The guard pummelled me with questions. The room was small and poorly lit. It was pretty darned close to the horrible interrogation rooms I'd seen in movies, and so, I was more afraid than I needed to be. I imagined that I was going to wind up in a juvenile facility. But no, the security guard was more concerned about the fact that I refused to give him my parents' names or addresses. He became convinced I was a runaway, and the only way around that was to give him my landlord's pone number. I thought that knowing I rented my own apartment would put this guy's mind to rest about my status as a somewhat self-supporting adult. I wasn't an emancipated minor, so the truth was that it didn't matter what my living situation was. But I didn't know that. He hammered away at me with questions upon questions, and my fear level became so great that I broke down in sobs. I harldy ever cried back then, and my terrified sobs were not only scary to me, but to him. He did call my landlord, who I had lied to. I told him I was 18 and he believed me (which is hard to believe, considering I looked all of 12 years old).
The security guard did call my landlord. He was very angry. When I got home, he informed me that he was kicking me out. I was too young to be renting my own apartment and he figured that in some way he was legally responsible for me. It turned out that that was indeed true.
My shoplifting those white socks had no serious consequences. I didn't go to juvenile hall. I didn't lose my horrible job. I did have to tell the manager that I couldn't afford new white socks.
Beyond that, the end of the story of my short career at McDonalds is on this blog somewhere. If you're interseted, do a search. I'm too lazy to bother. Right now I'm typing with one eye open. I am very tired, to say the least.

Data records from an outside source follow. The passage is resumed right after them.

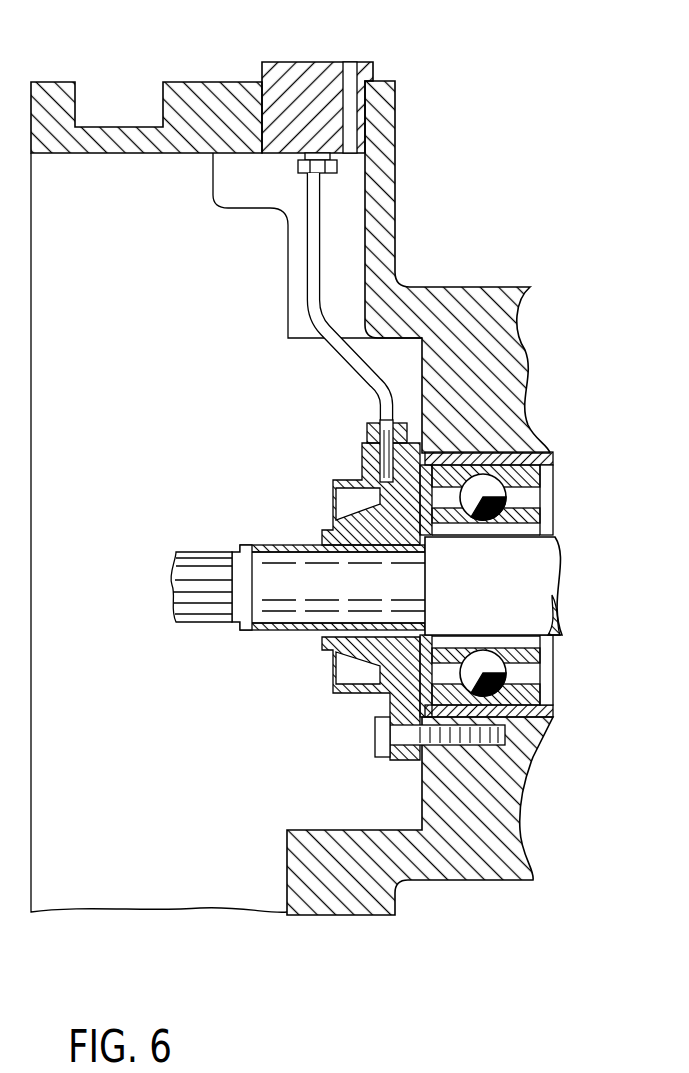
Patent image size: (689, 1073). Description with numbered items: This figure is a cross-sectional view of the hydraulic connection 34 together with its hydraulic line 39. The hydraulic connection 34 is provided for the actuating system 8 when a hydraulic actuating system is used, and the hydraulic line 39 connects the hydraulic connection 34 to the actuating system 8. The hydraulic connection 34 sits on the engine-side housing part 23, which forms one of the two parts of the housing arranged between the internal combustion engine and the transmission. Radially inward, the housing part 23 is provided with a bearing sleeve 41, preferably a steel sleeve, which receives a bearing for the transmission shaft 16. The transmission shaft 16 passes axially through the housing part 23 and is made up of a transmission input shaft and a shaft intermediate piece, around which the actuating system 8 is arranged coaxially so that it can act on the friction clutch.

The actuating system 8 is at (535, 520).
The transmission shaft 16 is at (290, 598).
The housing part 23 is at (117, 143).
The hydraulic connection 34 is at (322, 96).
The hydraulic line 39 is at (315, 263).
The bearing sleeve 41 is at (557, 452).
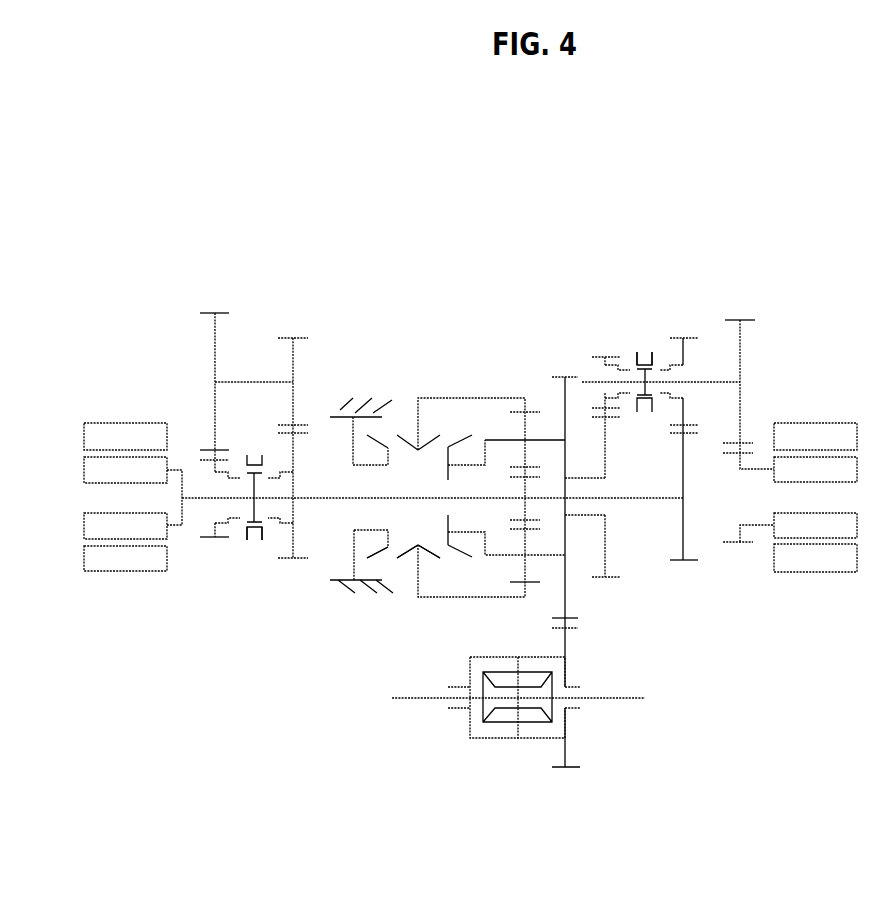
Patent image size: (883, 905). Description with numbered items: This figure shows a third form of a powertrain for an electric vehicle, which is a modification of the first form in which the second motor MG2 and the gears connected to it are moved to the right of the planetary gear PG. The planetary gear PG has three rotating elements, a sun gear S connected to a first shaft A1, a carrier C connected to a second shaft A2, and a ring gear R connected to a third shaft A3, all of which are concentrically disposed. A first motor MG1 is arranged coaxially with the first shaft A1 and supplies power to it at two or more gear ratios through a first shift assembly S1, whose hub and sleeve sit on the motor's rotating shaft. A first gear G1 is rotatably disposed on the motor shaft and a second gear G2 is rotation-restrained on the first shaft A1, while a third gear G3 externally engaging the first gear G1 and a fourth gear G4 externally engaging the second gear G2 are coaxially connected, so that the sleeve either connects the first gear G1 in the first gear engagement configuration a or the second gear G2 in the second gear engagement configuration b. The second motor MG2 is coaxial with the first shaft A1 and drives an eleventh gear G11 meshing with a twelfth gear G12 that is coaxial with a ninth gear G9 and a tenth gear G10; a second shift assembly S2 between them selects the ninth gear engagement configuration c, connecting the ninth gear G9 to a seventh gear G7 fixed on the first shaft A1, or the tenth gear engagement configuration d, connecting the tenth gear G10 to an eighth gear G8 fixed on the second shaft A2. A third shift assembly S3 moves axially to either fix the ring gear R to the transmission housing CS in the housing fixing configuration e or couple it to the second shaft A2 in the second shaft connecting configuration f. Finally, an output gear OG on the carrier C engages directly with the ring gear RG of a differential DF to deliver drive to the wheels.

The first motor MG1 is at (133, 488).
The second motor MG2 is at (815, 488).
The first gear G1 is at (212, 539).
The second gear G2 is at (296, 560).
The third gear G3 is at (215, 313).
The fourth gear G4 is at (293, 338).
The seventh gear G7 is at (688, 562).
The eighth gear G8 is at (612, 578).
The ninth gear G9 is at (688, 338).
The tenth gear G10 is at (604, 357).
The eleventh gear G11 is at (735, 544).
The twelfth gear G12 is at (745, 320).
The first shift assembly S1 is at (254, 545).
The second shift assembly S2 is at (645, 350).
The third shift assembly S3 is at (406, 560).
The first gear engagement configuration a is at (246, 543).
The second gear engagement configuration b is at (262, 543).
The ninth gear engagement configuration c is at (657, 351).
The tenth gear engagement configuration d is at (633, 351).
The housing fixing configuration e is at (384, 559).
The second shaft connecting configuration f is at (458, 560).
The transmission housing CS is at (372, 408).
The first shaft A1 is at (640, 500).
The second shaft A2 is at (548, 557).
The third shaft A3 is at (483, 398).
The planetary gear PG is at (524, 394).
The ring gear R is at (535, 412).
The carrier C is at (547, 440).
The sun gear S is at (522, 520).
The output gear OG is at (576, 629).
The differential DF is at (517, 741).
The ring gear of differential RG is at (572, 768).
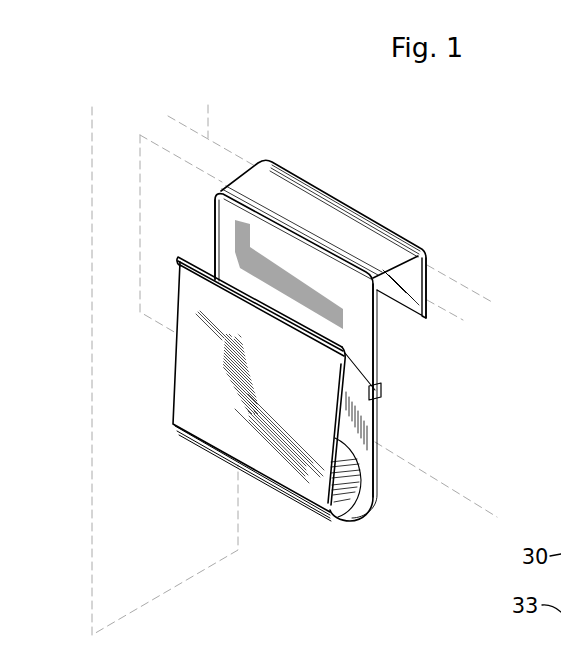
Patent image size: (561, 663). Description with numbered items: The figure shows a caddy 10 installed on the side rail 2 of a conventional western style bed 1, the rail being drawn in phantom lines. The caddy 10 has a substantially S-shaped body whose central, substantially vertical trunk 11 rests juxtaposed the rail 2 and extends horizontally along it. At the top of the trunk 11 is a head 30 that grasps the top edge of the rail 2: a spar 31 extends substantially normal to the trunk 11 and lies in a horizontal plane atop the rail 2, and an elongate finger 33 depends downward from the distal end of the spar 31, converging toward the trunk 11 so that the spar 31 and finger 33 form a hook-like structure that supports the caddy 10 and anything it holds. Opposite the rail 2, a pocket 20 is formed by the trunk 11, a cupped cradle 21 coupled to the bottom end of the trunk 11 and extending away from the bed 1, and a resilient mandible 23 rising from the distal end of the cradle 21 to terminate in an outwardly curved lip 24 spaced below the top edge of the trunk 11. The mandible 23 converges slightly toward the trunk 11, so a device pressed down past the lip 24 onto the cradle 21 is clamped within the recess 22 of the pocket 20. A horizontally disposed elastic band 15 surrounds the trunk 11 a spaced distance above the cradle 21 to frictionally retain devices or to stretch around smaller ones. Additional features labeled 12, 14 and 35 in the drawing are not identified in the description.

The bed 1 is at (112, 175).
The side rail 2 is at (212, 138).
The caddy 10 is at (462, 152).
The trunk 11 is at (329, 357).
The side edges of front plate 12 is at (217, 242).
The display surface 14 is at (338, 291).
The elastic band 15 is at (378, 400).
The pocket 20 is at (252, 405).
The cupped cradle 21 is at (354, 521).
The recess 22 is at (331, 518).
The resilient mandible 23 is at (212, 373).
The outwardly curved lip 24 is at (213, 276).
The head 30 is at (369, 206).
The spar 31 is at (357, 238).
The elongate finger 33 is at (447, 310).
The inner face of rear leg 35 is at (413, 298).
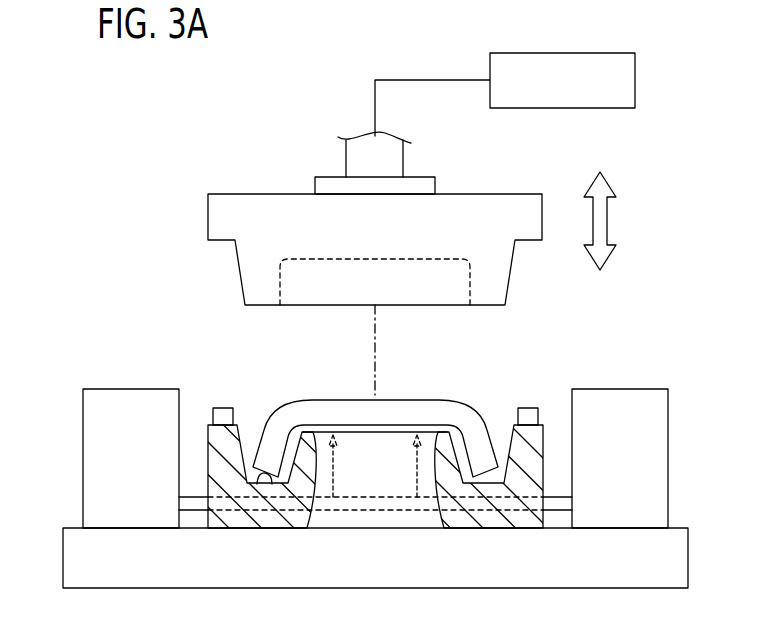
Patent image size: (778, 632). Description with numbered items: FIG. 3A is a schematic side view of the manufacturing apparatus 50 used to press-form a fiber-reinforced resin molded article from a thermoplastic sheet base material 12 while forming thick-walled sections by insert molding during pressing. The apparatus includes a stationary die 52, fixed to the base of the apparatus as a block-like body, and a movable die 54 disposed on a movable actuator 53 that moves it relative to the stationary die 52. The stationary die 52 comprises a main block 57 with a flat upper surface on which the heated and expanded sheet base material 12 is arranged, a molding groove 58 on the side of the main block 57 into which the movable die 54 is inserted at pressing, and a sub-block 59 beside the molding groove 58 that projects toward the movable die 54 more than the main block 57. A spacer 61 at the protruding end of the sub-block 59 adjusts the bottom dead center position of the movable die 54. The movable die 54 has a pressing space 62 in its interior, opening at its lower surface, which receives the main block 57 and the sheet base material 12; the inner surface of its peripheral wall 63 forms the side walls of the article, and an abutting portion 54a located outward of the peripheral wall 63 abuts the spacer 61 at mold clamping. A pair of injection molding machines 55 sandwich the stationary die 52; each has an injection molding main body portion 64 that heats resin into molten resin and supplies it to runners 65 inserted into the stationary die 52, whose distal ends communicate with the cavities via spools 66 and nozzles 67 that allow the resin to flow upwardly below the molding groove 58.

The sheet base material 12 is at (397, 408).
The manufacturing apparatus 50 is at (152, 93).
The stationary die 52 is at (497, 520).
The movable actuator 53 is at (635, 80).
The movable die 54 is at (288, 203).
The abutting portion 54a is at (513, 205).
The injection molding machine 55 is at (375, 431).
The main block 57 is at (363, 442).
The molding groove 58 is at (268, 478).
The sub-block 59 is at (530, 465).
The spacer 61 is at (222, 413).
The pressing space 62 is at (421, 276).
The peripheral wall 63 is at (488, 306).
The injection molding main body portion 64 is at (105, 445).
The runner 65 is at (197, 503).
The spool 66 is at (363, 503).
The nozzle 67 is at (340, 462).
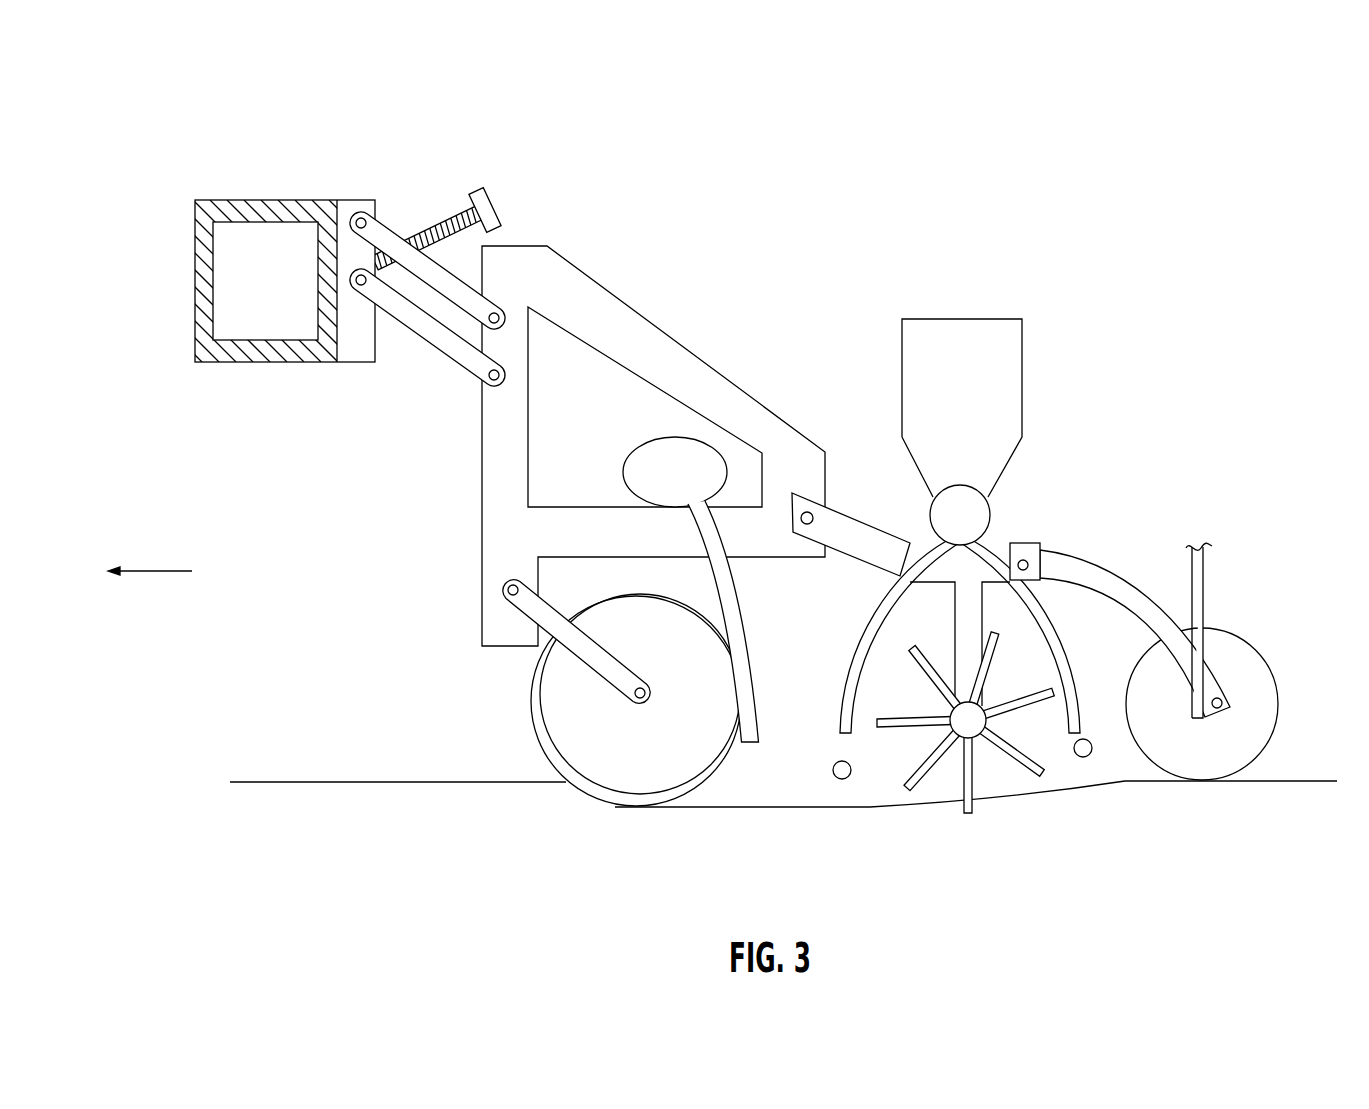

Really, I have three more socks topics. 1. Sock knitting. 2. My taste in socks. 3. My life history, as told through socks.
I can think of even more, if I give it a moment's thought. My grandfather's socks, with garters, are a memory that interests me.
But for tonight, that's it. The two times that white socks (or lack thereof) got me into trouble.
Stay tuned for more sock adventures.
For a great entry about shoplifting socks, go to "Burnt Toast Dinner's Confessions of a Shameless Shoplifter." She accidentally spelled shameless wrong - "shamless."
Photo note: The Eichold-Mertz Elementary School in Mobile, Alabama's school uniform page says "Plain white socks. NO footies or" What? Or else? The school's slogan is:
"Good, Better, Best
Never let it rest.
Until the Good is Better
And the Better is Best!"
When I was a kid, my father's biggest clients as an art dealer was a man who said this was his slogan. He was obscenely wealthy and had quite a bit of disdain for those who weren't. I suppose he thought they hadn't lived up to this slogan. The combination of seeing a pair of boring white socks and that slogan gives me the willies.